ConsiderSeparating short-lived release flags (removed after rollout) from long-lived operational toggles and kill-switches (kept on purpose).

Don't let flags rot

DoRemove a release flag (and the dead branch behind it) once the feature is fully rolled out. Clean-up is part of the work, not optional.
DoTest both states of a flag, and remember the old behaviour still ships while the flag is off. Do not break it.
AvoidDeeply nesting flags or letting them pile up. The combinations explode and nobody can reason about the real behaviour.
AvoidUsing a feature flag to gate a security control. Security must be on by construction, not dependent on a toggle someone could flip off (see Secure Defaults).
NeverUse a flag as a permanent substitute for finishing or properly removing work. That is hidden technical debt (see Technical Debt).

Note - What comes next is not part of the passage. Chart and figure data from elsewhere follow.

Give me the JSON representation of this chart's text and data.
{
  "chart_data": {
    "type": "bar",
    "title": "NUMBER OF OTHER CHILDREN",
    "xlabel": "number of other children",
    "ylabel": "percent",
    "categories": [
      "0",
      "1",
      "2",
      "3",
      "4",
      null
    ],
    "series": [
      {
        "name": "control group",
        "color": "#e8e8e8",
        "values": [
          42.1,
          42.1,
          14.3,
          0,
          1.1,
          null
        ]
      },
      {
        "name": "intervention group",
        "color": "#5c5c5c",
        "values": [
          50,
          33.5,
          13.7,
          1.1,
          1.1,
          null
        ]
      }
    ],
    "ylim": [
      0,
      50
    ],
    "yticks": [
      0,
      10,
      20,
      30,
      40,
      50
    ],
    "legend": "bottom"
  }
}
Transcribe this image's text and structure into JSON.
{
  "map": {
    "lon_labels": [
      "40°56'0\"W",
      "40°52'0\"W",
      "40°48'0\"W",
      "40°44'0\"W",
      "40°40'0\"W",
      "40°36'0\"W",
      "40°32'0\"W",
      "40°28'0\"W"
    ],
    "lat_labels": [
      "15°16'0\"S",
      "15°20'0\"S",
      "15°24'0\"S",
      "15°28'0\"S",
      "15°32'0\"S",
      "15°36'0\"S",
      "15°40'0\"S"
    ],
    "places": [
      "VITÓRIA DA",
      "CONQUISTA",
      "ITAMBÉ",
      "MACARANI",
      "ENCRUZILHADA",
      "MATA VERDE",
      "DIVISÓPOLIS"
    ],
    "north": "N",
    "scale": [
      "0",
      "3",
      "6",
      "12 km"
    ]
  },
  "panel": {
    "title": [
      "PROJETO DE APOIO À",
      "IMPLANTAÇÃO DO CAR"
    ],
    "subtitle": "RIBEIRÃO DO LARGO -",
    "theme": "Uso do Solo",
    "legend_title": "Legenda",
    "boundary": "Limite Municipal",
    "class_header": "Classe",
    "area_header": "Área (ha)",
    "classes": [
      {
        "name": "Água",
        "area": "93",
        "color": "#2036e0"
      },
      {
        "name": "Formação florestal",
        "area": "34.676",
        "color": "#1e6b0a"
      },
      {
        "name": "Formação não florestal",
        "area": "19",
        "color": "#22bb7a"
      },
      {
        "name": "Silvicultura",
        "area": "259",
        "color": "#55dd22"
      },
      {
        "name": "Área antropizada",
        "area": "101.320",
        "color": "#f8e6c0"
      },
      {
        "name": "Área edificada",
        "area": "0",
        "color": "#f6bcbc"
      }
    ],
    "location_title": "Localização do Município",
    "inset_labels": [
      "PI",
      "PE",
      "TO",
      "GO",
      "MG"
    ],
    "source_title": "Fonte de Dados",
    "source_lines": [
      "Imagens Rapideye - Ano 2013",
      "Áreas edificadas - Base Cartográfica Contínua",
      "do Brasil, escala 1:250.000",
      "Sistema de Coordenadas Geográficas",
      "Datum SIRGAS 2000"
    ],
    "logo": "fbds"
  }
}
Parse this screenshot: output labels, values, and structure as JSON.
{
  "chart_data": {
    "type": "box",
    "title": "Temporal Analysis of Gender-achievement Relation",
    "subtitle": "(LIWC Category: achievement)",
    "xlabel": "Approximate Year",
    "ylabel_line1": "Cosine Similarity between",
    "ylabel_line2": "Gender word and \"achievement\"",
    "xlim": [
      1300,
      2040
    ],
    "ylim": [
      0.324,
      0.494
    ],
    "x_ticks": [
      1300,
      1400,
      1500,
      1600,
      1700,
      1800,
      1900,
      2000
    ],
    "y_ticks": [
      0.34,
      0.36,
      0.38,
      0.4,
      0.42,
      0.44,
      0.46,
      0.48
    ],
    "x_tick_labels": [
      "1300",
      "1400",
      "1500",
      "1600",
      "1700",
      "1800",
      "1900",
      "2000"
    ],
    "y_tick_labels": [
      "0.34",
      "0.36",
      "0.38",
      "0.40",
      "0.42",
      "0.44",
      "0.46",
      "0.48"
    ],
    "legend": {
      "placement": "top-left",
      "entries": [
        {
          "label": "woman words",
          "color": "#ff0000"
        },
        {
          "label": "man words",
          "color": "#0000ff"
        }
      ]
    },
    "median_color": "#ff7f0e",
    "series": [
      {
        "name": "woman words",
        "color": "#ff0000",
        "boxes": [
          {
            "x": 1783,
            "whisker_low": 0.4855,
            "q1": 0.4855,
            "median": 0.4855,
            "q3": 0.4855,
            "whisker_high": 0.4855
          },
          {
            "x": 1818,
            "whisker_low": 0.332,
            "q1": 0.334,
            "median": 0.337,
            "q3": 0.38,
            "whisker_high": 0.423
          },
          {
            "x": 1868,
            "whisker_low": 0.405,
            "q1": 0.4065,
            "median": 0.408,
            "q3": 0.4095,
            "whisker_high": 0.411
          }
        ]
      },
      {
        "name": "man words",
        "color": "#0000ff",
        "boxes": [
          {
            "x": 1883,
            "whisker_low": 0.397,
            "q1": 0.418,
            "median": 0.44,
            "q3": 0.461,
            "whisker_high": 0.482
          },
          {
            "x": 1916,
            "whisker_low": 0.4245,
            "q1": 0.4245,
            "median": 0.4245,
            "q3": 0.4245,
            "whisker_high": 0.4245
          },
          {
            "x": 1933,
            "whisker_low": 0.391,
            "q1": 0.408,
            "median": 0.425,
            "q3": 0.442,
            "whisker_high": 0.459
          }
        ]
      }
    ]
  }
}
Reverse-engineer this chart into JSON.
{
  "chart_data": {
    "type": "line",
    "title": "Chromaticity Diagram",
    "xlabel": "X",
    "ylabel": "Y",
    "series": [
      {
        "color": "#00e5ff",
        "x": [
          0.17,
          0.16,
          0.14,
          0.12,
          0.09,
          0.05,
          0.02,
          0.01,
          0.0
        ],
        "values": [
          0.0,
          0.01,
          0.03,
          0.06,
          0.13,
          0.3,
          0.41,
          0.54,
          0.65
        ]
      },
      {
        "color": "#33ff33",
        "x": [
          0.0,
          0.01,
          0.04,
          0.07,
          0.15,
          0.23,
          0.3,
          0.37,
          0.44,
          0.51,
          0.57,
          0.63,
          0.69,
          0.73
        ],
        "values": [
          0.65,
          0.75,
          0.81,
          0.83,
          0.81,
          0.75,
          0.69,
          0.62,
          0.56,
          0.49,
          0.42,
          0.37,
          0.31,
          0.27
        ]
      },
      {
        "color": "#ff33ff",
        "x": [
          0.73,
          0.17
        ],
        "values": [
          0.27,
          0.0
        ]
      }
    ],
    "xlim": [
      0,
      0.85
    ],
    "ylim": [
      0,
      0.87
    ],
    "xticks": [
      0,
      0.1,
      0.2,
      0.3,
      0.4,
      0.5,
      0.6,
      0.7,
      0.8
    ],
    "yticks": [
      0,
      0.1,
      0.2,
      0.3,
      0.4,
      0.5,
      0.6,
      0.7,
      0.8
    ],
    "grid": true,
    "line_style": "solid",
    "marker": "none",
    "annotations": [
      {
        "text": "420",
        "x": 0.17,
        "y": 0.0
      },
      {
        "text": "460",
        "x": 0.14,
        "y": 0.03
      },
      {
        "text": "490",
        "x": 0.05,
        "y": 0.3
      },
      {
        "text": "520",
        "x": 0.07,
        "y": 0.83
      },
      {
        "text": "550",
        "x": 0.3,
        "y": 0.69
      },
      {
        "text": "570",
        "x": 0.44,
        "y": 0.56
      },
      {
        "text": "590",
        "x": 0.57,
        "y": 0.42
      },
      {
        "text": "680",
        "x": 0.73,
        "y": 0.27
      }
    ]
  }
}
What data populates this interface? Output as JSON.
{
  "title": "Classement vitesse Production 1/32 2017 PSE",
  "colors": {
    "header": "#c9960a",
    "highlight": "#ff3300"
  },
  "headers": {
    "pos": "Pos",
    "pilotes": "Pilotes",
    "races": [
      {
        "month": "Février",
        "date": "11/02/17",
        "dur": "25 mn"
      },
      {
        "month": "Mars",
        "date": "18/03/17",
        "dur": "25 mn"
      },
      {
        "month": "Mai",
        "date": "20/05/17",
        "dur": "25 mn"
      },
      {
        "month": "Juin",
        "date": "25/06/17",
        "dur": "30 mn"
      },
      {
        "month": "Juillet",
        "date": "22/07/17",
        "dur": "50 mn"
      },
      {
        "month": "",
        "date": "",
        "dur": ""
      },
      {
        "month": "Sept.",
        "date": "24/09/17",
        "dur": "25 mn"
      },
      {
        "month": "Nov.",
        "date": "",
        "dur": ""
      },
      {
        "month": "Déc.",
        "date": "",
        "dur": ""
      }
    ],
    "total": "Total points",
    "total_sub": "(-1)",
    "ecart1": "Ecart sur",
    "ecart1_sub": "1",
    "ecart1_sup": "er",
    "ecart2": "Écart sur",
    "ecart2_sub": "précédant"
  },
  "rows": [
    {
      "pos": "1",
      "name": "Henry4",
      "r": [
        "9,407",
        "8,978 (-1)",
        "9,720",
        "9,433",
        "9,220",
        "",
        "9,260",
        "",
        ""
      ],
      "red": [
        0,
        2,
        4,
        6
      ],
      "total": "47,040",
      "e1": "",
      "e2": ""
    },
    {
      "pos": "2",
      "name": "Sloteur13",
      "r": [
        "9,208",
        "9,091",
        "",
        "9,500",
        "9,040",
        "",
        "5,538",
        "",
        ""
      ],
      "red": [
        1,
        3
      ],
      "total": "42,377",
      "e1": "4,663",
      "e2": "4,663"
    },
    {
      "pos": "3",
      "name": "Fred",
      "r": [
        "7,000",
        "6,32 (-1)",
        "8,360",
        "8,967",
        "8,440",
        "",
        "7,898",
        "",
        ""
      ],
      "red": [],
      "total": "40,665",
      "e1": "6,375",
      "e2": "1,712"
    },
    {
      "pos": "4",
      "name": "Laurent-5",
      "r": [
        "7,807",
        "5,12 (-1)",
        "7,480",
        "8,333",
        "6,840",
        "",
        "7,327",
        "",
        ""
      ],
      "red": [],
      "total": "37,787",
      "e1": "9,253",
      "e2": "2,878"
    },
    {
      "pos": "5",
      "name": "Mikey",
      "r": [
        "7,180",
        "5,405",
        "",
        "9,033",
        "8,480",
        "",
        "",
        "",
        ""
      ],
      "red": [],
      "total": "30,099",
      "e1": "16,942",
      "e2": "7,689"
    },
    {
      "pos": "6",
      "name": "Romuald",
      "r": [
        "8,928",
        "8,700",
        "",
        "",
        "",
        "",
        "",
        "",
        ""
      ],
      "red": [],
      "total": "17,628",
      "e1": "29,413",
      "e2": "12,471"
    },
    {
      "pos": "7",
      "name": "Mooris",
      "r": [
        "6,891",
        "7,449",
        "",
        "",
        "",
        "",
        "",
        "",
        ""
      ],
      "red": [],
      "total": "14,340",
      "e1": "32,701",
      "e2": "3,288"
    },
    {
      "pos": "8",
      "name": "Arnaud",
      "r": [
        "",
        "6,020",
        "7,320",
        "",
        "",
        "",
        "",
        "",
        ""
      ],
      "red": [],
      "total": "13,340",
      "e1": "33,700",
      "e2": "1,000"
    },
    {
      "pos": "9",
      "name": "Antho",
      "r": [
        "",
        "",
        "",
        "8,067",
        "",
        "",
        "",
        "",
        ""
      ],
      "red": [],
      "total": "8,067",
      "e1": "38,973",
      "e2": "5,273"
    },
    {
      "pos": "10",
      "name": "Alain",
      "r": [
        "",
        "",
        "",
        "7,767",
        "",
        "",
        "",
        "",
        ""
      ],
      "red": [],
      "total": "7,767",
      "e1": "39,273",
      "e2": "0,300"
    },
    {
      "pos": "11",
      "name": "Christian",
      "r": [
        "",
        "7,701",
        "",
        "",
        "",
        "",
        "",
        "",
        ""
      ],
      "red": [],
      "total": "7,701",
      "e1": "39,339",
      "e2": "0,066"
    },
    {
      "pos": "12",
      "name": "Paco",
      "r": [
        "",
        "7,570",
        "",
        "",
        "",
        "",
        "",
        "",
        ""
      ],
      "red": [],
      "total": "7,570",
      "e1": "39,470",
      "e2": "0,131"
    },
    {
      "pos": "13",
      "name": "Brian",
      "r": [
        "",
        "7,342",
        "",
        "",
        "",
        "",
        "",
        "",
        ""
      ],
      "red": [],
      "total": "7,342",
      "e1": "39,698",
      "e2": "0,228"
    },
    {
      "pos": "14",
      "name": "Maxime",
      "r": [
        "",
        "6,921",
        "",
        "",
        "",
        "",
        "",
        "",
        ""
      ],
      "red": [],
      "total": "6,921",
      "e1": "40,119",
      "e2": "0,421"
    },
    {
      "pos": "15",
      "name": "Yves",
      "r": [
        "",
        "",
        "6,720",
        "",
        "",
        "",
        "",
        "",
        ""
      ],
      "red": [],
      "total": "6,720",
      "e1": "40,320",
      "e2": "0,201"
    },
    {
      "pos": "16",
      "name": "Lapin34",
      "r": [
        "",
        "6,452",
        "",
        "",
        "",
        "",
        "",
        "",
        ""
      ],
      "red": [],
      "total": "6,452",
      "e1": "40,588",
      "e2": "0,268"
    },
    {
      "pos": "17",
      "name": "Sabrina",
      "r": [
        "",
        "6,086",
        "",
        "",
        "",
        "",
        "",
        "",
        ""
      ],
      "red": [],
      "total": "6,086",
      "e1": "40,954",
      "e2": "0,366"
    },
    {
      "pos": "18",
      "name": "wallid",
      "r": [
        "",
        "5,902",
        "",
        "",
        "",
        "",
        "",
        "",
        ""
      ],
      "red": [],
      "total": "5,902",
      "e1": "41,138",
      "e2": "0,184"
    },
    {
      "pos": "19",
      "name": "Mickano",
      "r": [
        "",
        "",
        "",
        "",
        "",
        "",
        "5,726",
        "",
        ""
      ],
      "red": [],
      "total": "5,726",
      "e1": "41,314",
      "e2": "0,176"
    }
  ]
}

Unsafe default, never removed

if (flags.Get("new-payments"))   // throws if service down
  useNewPayments();
// merged 8 months ago, fully on, flag + old path still here

A flag failure breaks payments instead of falling back, and long-dead code lingers behind a stale flag nobody dares delete. Both are avoidable.

Safe default, owned, scheduled

// default false; missing/failed lookup => old, working path
if (flags.GetOrDefault("new-payments", false)) useNewPayments();
// JIRA-1234: remove flag + old path after 100% rollout (owner: payments)

Failing closed keeps payments working, and the flag has an owner and a removal plan so it will not become permanent debt.

Self-review checklist

AskIf the flag lookup fails, does behaviour fall back to the safe or current path?
AskDoes this flag have a clear name, an owner, and a removal plan?
AskHave I tested both the on and off states?
AskIs this gating anything security-critical that should be on by construction instead?

Why it matters: Feature flags are what let us integrate continuously, release gradually, and recover instantly. Left unmanaged, they become a tangle of stale toggles and surprising behaviour. Safe defaults, clear ownership, and disciplined removal keep them an asset for fast, safe delivery rather than a new source of risk.